A pheochromocytoma can cause weight loss and inappetence in dogs but I'm not sure if it has an effect on the way the body absorbs nutrients from food, EPI is one disease that I know of that causes a dog's body to lose the ability to produce digestive enzymes.
So my boy has had a couple of funny turns. Worried that it may be the pheo. It's really horrible.
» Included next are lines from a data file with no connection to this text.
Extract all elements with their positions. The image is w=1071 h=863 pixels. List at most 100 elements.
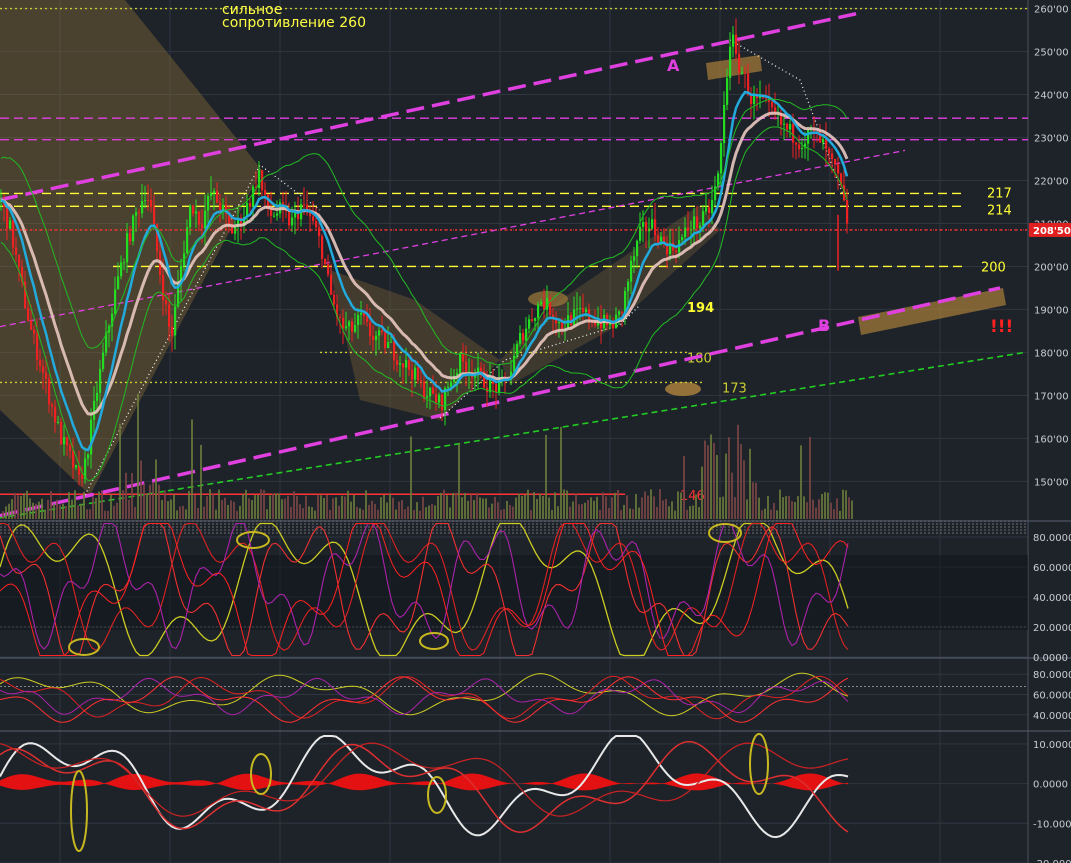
annotation-label: B xyxy=(818,316,830,335)
candle-body xyxy=(402,363,405,368)
volume-bar xyxy=(680,492,682,519)
volume-bar xyxy=(818,499,820,519)
candle-body xyxy=(531,319,534,321)
volume-bar xyxy=(380,497,382,519)
volume-bar xyxy=(557,506,559,519)
candle-body xyxy=(702,211,705,226)
volume-bar xyxy=(275,493,277,519)
volume-bar xyxy=(341,495,343,519)
level-label: 200 xyxy=(981,260,1006,275)
volume-bar xyxy=(164,490,166,519)
volume-bar xyxy=(509,504,511,519)
volume-bar xyxy=(215,509,217,519)
candle-body xyxy=(213,190,216,194)
volume-bar xyxy=(197,508,199,519)
title-line-2: сопротивление 260 xyxy=(222,15,366,31)
volume-bar xyxy=(218,489,220,519)
volume-bar xyxy=(548,497,550,519)
volume-bar xyxy=(26,490,28,519)
candle-body xyxy=(72,450,75,468)
osc-tick-label: 40.0000 xyxy=(1033,593,1071,604)
volume-bar xyxy=(521,495,523,519)
volume-bar xyxy=(401,500,403,519)
volume-bar xyxy=(47,499,49,519)
candle-body xyxy=(54,406,57,423)
volume-bar xyxy=(608,507,610,519)
volume-bar xyxy=(389,494,391,519)
candle-body xyxy=(6,206,9,229)
volume-bar xyxy=(239,505,241,519)
candle-body xyxy=(795,142,798,145)
candle-body xyxy=(393,341,396,361)
candle-body xyxy=(417,367,420,381)
candle-body xyxy=(135,212,138,216)
volume-bar xyxy=(539,493,541,519)
volume-bar xyxy=(407,506,409,519)
candle-body xyxy=(450,381,453,387)
volume-bar xyxy=(302,508,304,519)
candle-body xyxy=(558,322,561,324)
candle-body xyxy=(585,309,588,313)
volume-bar xyxy=(194,495,196,519)
volume-bar xyxy=(464,493,466,519)
volume-bar xyxy=(695,494,697,519)
volume-bar xyxy=(212,493,214,519)
candle-body xyxy=(192,205,195,214)
volume-bar xyxy=(359,508,361,519)
volume-bar xyxy=(560,426,562,519)
candle-body xyxy=(204,210,207,229)
volume-bar xyxy=(536,498,538,519)
candle-body xyxy=(219,202,222,210)
volume-bar xyxy=(224,497,226,519)
volume-bar xyxy=(38,501,40,519)
volume-bar xyxy=(56,499,58,519)
volume-bar xyxy=(749,448,751,519)
candle-body xyxy=(252,186,255,207)
volume-bar xyxy=(326,494,328,519)
volume-bar xyxy=(785,496,787,519)
volume-bar xyxy=(119,423,121,519)
volume-bar xyxy=(404,509,406,519)
volume-bar xyxy=(368,504,370,519)
volume-bar xyxy=(332,498,334,519)
volume-bar xyxy=(266,509,268,519)
candle-body xyxy=(621,311,624,313)
volume-bar xyxy=(683,455,685,519)
volume-bar xyxy=(692,505,694,519)
volume-bar xyxy=(455,492,457,519)
candle-body xyxy=(387,342,390,349)
candle-body xyxy=(222,204,225,210)
volume-bar xyxy=(527,489,529,519)
candle-body xyxy=(846,200,849,224)
candle-body xyxy=(15,247,18,255)
candle-body xyxy=(288,211,291,226)
candle-body xyxy=(783,123,786,125)
candle-body xyxy=(627,281,630,292)
volume-bar xyxy=(827,492,829,519)
candle-body xyxy=(318,227,321,237)
osc-tick-label: 0.0000 xyxy=(1033,780,1068,791)
candle-body xyxy=(696,216,699,229)
volume-bar xyxy=(575,493,577,519)
candle-body xyxy=(636,240,639,257)
volume-bar xyxy=(764,508,766,519)
volume-bar xyxy=(314,510,316,519)
volume-bar xyxy=(14,493,16,519)
volume-bar xyxy=(176,510,178,519)
volume-bar xyxy=(554,492,556,519)
candle-body xyxy=(399,363,402,365)
volume-bar xyxy=(578,504,580,519)
candle-body xyxy=(45,372,48,379)
volume-bar xyxy=(131,473,133,519)
price-tick-label: 180'00 xyxy=(1034,348,1069,359)
volume-bar xyxy=(641,497,643,519)
volume-bar xyxy=(443,489,445,519)
candle-body xyxy=(339,316,342,318)
candle-body xyxy=(324,258,327,264)
volume-bar xyxy=(68,492,70,519)
volume-bar xyxy=(533,492,535,519)
volume-bar xyxy=(221,499,223,519)
candle-body xyxy=(831,153,834,160)
candle-body xyxy=(519,332,522,344)
candle-body xyxy=(786,123,789,130)
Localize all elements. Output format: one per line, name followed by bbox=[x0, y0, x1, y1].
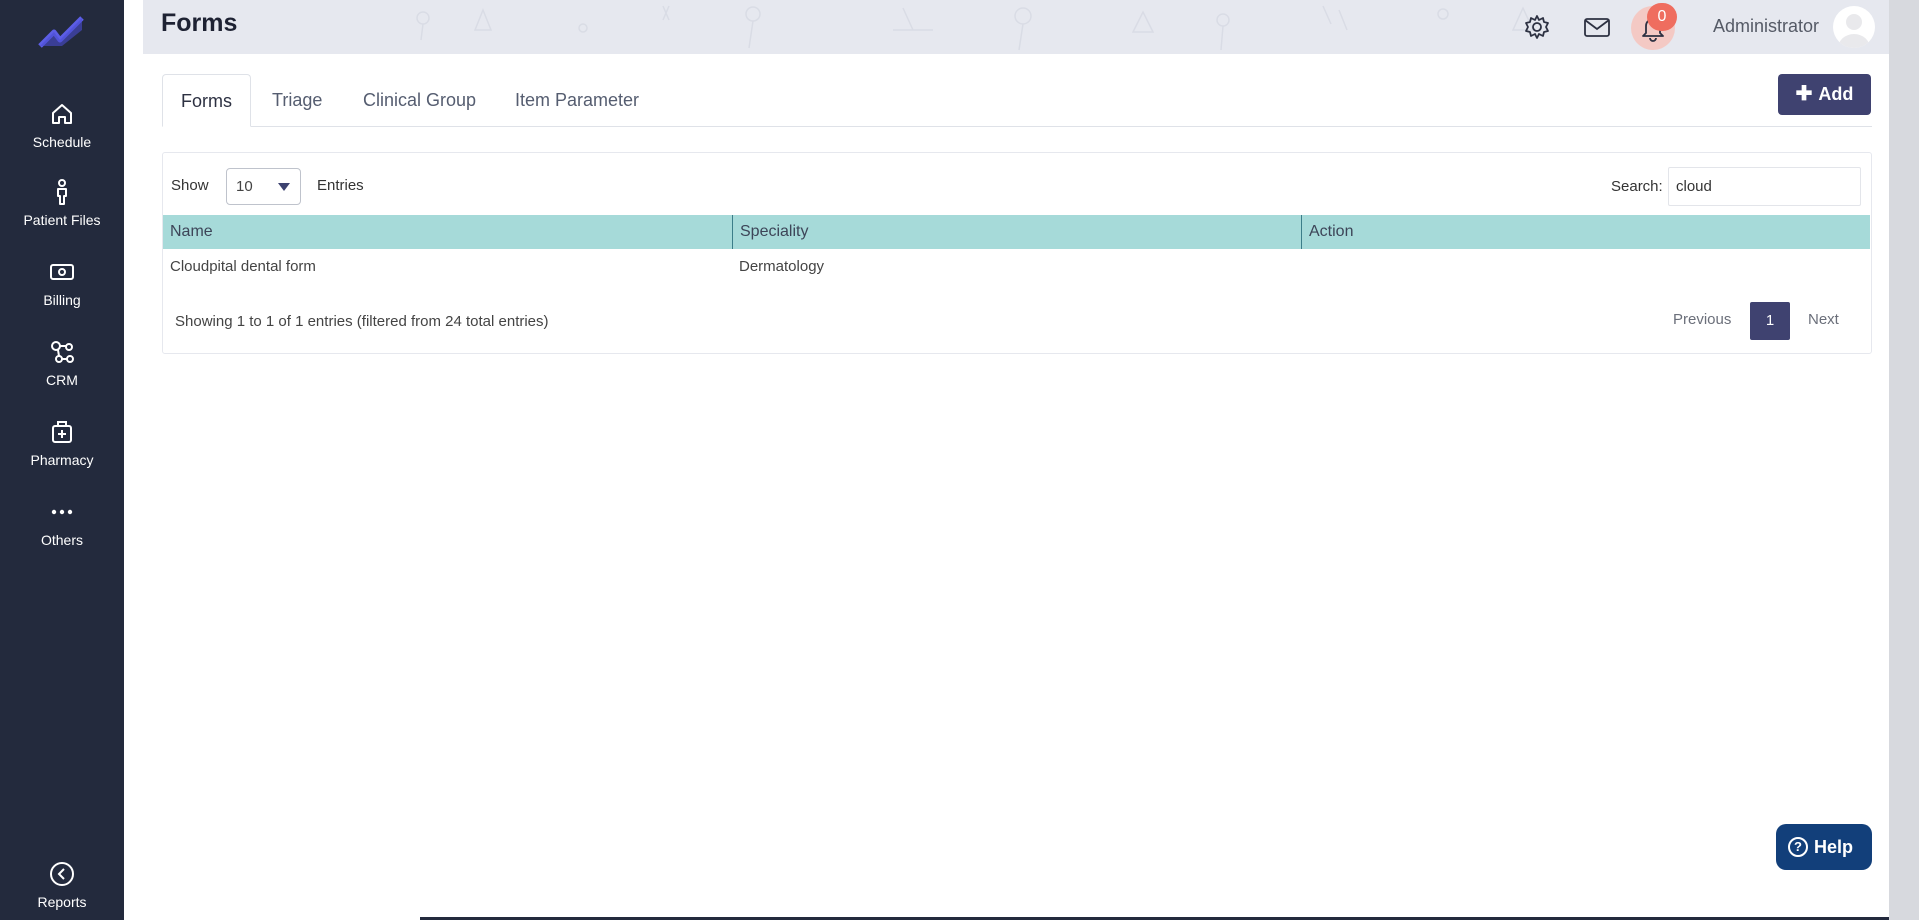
network-icon bbox=[51, 341, 74, 363]
sidebar-item-label: Reports bbox=[37, 894, 87, 910]
sidebar-item-others[interactable]: Others bbox=[0, 498, 124, 548]
tab-clinical-group[interactable]: Clinical Group bbox=[345, 74, 494, 127]
person-icon bbox=[57, 179, 67, 205]
help-button[interactable]: ? Help bbox=[1776, 824, 1872, 870]
help-label: Help bbox=[1814, 837, 1854, 857]
pagination-next[interactable]: Next bbox=[1808, 311, 1839, 328]
tab-forms[interactable]: Forms bbox=[162, 74, 251, 127]
add-button[interactable]: ✚ Add bbox=[1778, 74, 1871, 115]
top-header: Forms 0 Administrator bbox=[143, 0, 1889, 54]
column-header-action[interactable]: Action bbox=[1302, 215, 1870, 249]
user-name[interactable]: Administrator bbox=[1713, 16, 1819, 37]
add-button-label: Add bbox=[1818, 84, 1854, 104]
page-title: Forms bbox=[161, 9, 238, 37]
caret-down-icon bbox=[278, 183, 290, 191]
page-size-value: 10 bbox=[236, 178, 253, 195]
user-avatar-icon bbox=[1838, 14, 1870, 48]
home-icon bbox=[52, 104, 72, 124]
notification-count-badge: 0 bbox=[1647, 3, 1677, 31]
tab-triage[interactable]: Triage bbox=[254, 74, 340, 127]
party-pattern-background bbox=[416, 5, 1535, 51]
gear-icon[interactable] bbox=[1522, 12, 1552, 42]
search-label: Search: bbox=[1611, 178, 1663, 195]
pagination-previous[interactable]: Previous bbox=[1673, 311, 1731, 328]
table-header: Name Speciality Action bbox=[163, 215, 1870, 249]
sidebar-item-pharmacy[interactable]: Pharmacy bbox=[0, 418, 124, 468]
sidebar-item-crm[interactable]: CRM bbox=[0, 338, 124, 388]
trend-logo-icon[interactable] bbox=[36, 12, 86, 52]
mail-icon[interactable] bbox=[1582, 12, 1612, 42]
entries-label: Entries bbox=[317, 177, 364, 194]
sidebar-item-schedule[interactable]: Schedule bbox=[0, 100, 124, 150]
plus-icon: ✚ bbox=[1795, 83, 1813, 105]
sidebar-item-billing[interactable]: Billing bbox=[0, 258, 124, 308]
page-scrollbar-track[interactable] bbox=[1889, 0, 1919, 920]
sidebar-item-label: Others bbox=[40, 532, 83, 548]
question-icon: ? bbox=[1788, 837, 1808, 857]
back-circle-icon bbox=[50, 862, 74, 886]
sidebar-item-reports[interactable]: Reports bbox=[0, 860, 124, 910]
more-dots-icon bbox=[51, 509, 73, 515]
sidebar-item-patient-files[interactable]: Patient Files bbox=[0, 178, 124, 228]
sidebar-item-label: Pharmacy bbox=[30, 452, 94, 468]
avatar[interactable] bbox=[1833, 6, 1875, 48]
medical-bag-icon bbox=[52, 421, 72, 443]
sidebar-item-label: CRM bbox=[46, 372, 78, 388]
cell-name: Cloudpital dental form bbox=[170, 258, 316, 275]
pagination-page-1[interactable]: 1 bbox=[1750, 302, 1790, 340]
cell-speciality: Dermatology bbox=[739, 258, 825, 275]
table-info: Showing 1 to 1 of 1 entries (filtered fr… bbox=[175, 313, 549, 330]
tab-item-parameter[interactable]: Item Parameter bbox=[497, 74, 657, 127]
sidebar-item-label: Schedule bbox=[32, 134, 92, 150]
column-header-name[interactable]: Name bbox=[163, 215, 732, 249]
show-label: Show bbox=[171, 177, 209, 194]
sidebar-item-label: Billing bbox=[43, 292, 81, 308]
page-size-select[interactable]: 10 bbox=[226, 168, 301, 205]
search-input[interactable] bbox=[1668, 167, 1861, 206]
money-icon bbox=[50, 264, 74, 280]
column-header-speciality[interactable]: Speciality bbox=[733, 215, 1302, 249]
sidebar-item-label: Patient Files bbox=[23, 212, 101, 228]
sidebar: Schedule Patient Files Billing CRM Pharm… bbox=[0, 0, 124, 920]
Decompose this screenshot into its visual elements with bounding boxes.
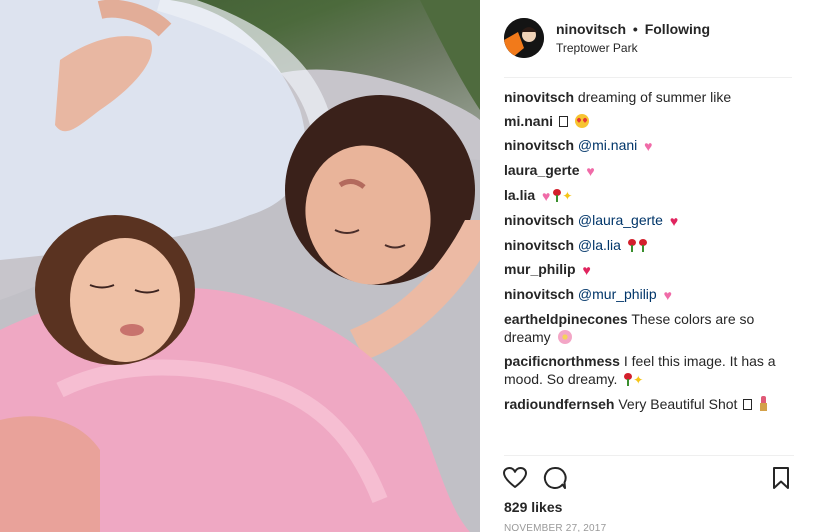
comment-item: eartheldpinecones These colors are so dr… [504,310,794,346]
username-link[interactable]: ninovitsch [556,21,626,37]
user-line: ninovitsch • Following [556,21,710,37]
heart-eyes-emoji-icon [574,114,589,128]
comment-username[interactable]: ninovitsch [504,237,574,253]
speech-bubble-icon[interactable] [542,465,568,491]
rose-emoji-icon [623,373,633,386]
comment-item: pacificnorthmess I feel this image. It h… [504,352,794,389]
comment-item: mi.nani [504,112,794,130]
likes-count[interactable]: 829 likes [504,499,562,515]
comments-list: ninovitsch dreaming of summer like mi.na… [504,88,794,419]
sparkles-emoji-icon: ✦ [633,373,644,387]
post-photo-art [0,0,480,532]
comment-mention[interactable]: @laura_gerte [578,212,663,228]
pink-heart-emoji-icon: ♥ [586,163,595,179]
red-heart-emoji-icon: ♥ [669,213,679,229]
comment-item: radioundfernseh Very Beautiful Shot [504,395,794,413]
comment-item: la.lia ♥ ✦ [504,186,794,205]
post-side-panel: ninovitsch • Following Treptower Park ni… [480,0,814,532]
post-photo[interactable] [0,0,480,532]
heart-outline-icon[interactable] [502,465,528,491]
rose-emoji-icon [552,189,562,202]
rose-emoji-icon [627,239,636,252]
avatar-image [504,18,544,58]
comment-item: ninovitsch @laura_gerte ♥ [504,211,794,230]
comment-username[interactable]: pacificnorthmess [504,353,620,369]
avatar[interactable] [504,18,544,58]
pink-heart-emoji-icon: ♥ [644,138,653,154]
comment-item: ninovitsch @mur_philip ♥ [504,285,794,304]
comment-username[interactable]: ninovitsch [504,89,574,105]
blossom-emoji-icon [557,330,572,344]
missing-glyph-icon [558,116,568,127]
post-header: ninovitsch • Following Treptower Park [504,18,792,78]
comment-item: ninovitsch @mi.nani ♥ [504,136,794,155]
comment-username[interactable]: eartheldpinecones [504,311,628,327]
comment-username[interactable]: la.lia [504,187,535,203]
pink-heart-emoji-icon: ♥ [663,287,672,303]
comment-username[interactable]: radioundfernseh [504,396,614,412]
separator-dot: • [632,21,638,37]
comment-username[interactable]: mi.nani [504,113,553,129]
sparkles-emoji-icon: ✦ [562,189,573,203]
comment-mention[interactable]: @mur_philip [578,286,657,302]
post-date[interactable]: NOVEMBER 27, 2017 [504,523,606,532]
comment-username[interactable]: ninovitsch [504,286,574,302]
location-link[interactable]: Treptower Park [556,41,638,55]
comment-username[interactable]: ninovitsch [504,137,574,153]
comment-username[interactable]: mur_philip [504,261,576,277]
comment-text: dreaming of summer like [577,89,732,105]
bookmark-icon[interactable] [768,465,794,491]
red-heart-emoji-icon: ♥ [582,262,591,278]
comment-text: Very Beautiful Shot [618,396,738,412]
caption-comment: ninovitsch dreaming of summer like [504,88,794,106]
lipstick-emoji-icon [760,396,768,411]
comment-item: mur_philip ♥ [504,260,794,279]
rose-emoji-icon [638,239,647,252]
comment-mention[interactable]: @la.lia [578,237,621,253]
comment-username[interactable]: ninovitsch [504,212,574,228]
post-actions-bar [502,455,794,499]
following-button[interactable]: Following [645,21,710,37]
comment-mention[interactable]: @mi.nani [578,137,637,153]
missing-glyph-icon [743,399,753,410]
comment-username[interactable]: laura_gerte [504,162,579,178]
comment-item: ninovitsch @la.lia [504,236,794,254]
pink-heart-emoji-icon: ♥ [542,188,551,204]
comment-item: laura_gerte ♥ [504,161,794,180]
The first was yesterday, which affected his right side, his head tilted to the side and he had very poor control over his legs on the rigth side. This lasted from 1pm to about 11.30pm. 30 minutes after it started his pain vet arrived for his acupuncture, she said that she didn't think he was having a stroke and that his blood pressure could be low. We took him to his primary care vet this morning who checked him over, he thinks it may be his adrenal tumour or one of the other complex issues. He has been ok today otherwise, very sleepy but he's eating etc fine, a little unsteady on his feet but moving much better. He has just had another very starnge episode. We are just going to bed, he's led on the floor in the bedroom on his side very settled, he gets in his bed & then jumps up, eyes wide like something has shocked him, he runs off across the room like he's after a cat skidding into the door barking his head off, my partner has held him and he's settled down a little,. He's just had another episode. He wanted to go out in the garden early this morning for a wee, then back out again to eat grass, he's just retched and as he's done it he's had another funny turn, spinning and barking.
:(
labblab
03-15-2019, 10:16 AM
Oh my, I'm so sorry that Barney is having these horrible spells! Even though not due to a stroke, I wonder whether they are still neurological in nature, such as some type of seizure. One of my dogs suffered from grand mal seizures of unknown origin, and they would start out with her running around frantically and aimlessly. She would then often vomit and/or lose control of her bladder/bowels, and finally fall on her side with convulsions. Very horrible to witness, indeed :-((((. The good news for her is that the seizures ended up being totally controlled with medication. But once again, we never did determine the cause. I'm afraid your vet is correct, that the pheo or some other underlying problem could be causing these episodes for Barney. I wish I could give you some solid help, diagnostically. But I think it will be up to some more in-office diagnostics to try to figure things out. In the meantime, I'm just so sorry that you're having to experience these episodes!! Please do keep us updated, OK?
Marianne
Squirt's Mom
03-16-2019, 10:23 AM
My Pug, Sophie, has focal seizures that cause her to become almost feral -acting terrified of everyone and everything, as if she doesn't recognize familiar people or things. Her vet told me this type seizure can manifest in many odd ways. Thankfully her episodes have decreased dramatically over the last couple of years and she never required medication for them. Just food for thought. I hope you find the answers to your sweet baby's odd behavior soon.